Utilizando-se de sondas especificas para o cromossomo Y (aquele presente só em homens), foi revelado que diversos tecidos de mulheres que haviam passado por um transplante continham células masculinas. A observação mais impressionante foi que essas células masculinas não se limitavam apenas ao tecido transplantado, mas podiam ser encontradas espalhadas por diversos órgãos da mulher.
Até aí, a explicação mais óbvia seria que células transplantadas teriam migrado e se inserido em outros tecidos do corpo da mulher receptora. A explicação parecia verossímil até que se descobriu que o fenômeno também ocorria em algumas mulheres que nunca haviam recebido transplante algum. De onde estariam vindo as células masculinas no corpo dessas mulheres?
A análise do histórico médico revelou uma correlação extremamente curiosa: apenas as mulheres que tiveram filhos homens antes do teste apresentaram microquimerismo masculino. Essa correlação levou à interpretação de que existe uma troca natural entre células do feto e maternas durante a gravidez. Isso também explicava a falta de rejeição em algumas mulheres, pois o microquimerismo celular era mais frequente e havia estimulado o sistema imune do transplantado anteriormente.
Essa quebra de dogma (de que somos feitos unicamente a partir de nossas células embrionárias) estimulou estudos em doenças autoimunes. Em diversos trabalhos realizados, níveis de DNA masculino estavam presentes em quantidades significativamente maiores em tecidos de mulheres com esclerose sistêmica quando comparados com mulheres sadias. Todas as mulheres com esclerose sistêmica haviam tido filhos homens. Esses dados foram reproduzidos em modelos animais, utilizando-se camundongos fêmeas.
Os estudos não são completamente conclusivos ainda. Pode-se argumentar, por exemplo, que o nível de microquimerismo aumentou em função da própria doença. Segundo essa visão, as células masculinas estariam proliferando como consequência da doença, e não como causa.
Em outra doença autoimune, o lúpus em neonatos, a interpretação é semelhante. Nessa doença, o neonato com baixo sistema imunológico estaria mais propenso a receber células maternas, aumentando o microquimerismo. Estudos subsequentes nesses pacientes mostraram que as células maternas persistem na pessoa adulta, especializando-se em diversos tecidos e tornando-se parte integral do corpo do indivíduo.
Em adição aos trilhões de células derivadas do óvulo fertilizado que fomos um dia, cada um de nós possui células adquiridas de um outro organismo, geneticamente distinto. No útero, as recebemos através de uma infusão de nossas mães. Mulheres grávidas também coletam uma amostra derivada do embrião em desenvolvimento. Que essas células cruzem a placenta não é novidade. Afinal de contas, o tecido que conecta a mãe ao feto não é uma barreira impenetrável, mas uma fronteira seletiva, permitindo a passagem de nutrientes e fatores necessários ao desenvolvimento do feto. O que é novidade é que as células trocadas persistem no organismo receptor, residindo em diversos órgãos.

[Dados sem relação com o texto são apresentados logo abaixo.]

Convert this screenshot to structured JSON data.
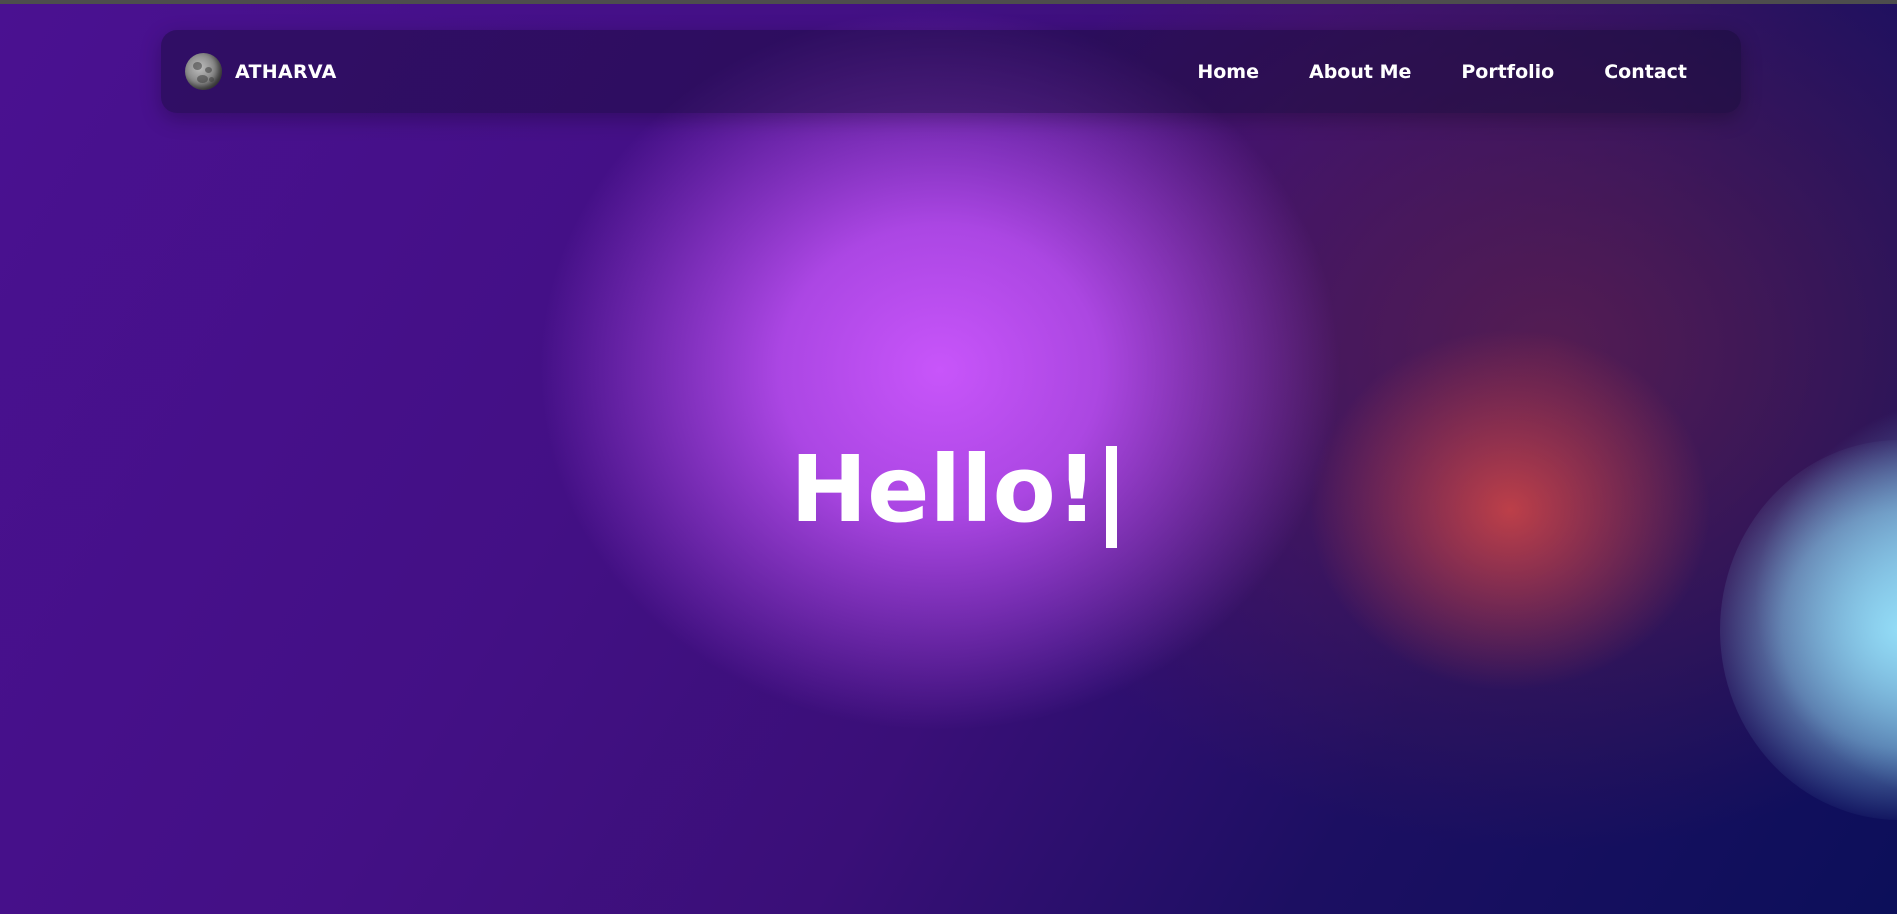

Essas células têm a capacidade de contribuir para o reparo de tecidos danificados ou mesmo ser alvo de doenças autoimunes. Portanto, esse microquimerismo parece contribuir tanto para a saúde quanto para a doença, dependendo da situação. Essa área de estudo é relativamente recente em biologia e, como toda disciplina atípica, requer um estágio de estabelecimento até que a massa de cientistas preste atenção e reconheça o fenômeno como relevante.
Intuitivamente, sinto-me feliz sabendo que carrego um pouco de minha mãe comigo. Acho que o mecanismo pode ser visto, primeiramente, como uma forma adicional de proteção materna, mas que nos acompanha pela vida inteira. De qualquer forma, me faz pensar: se carrego um pouco de células maternas protetoras na maioria de meus órgãos, qual será então o impacto de neurônios da minha mãe no meu cérebro?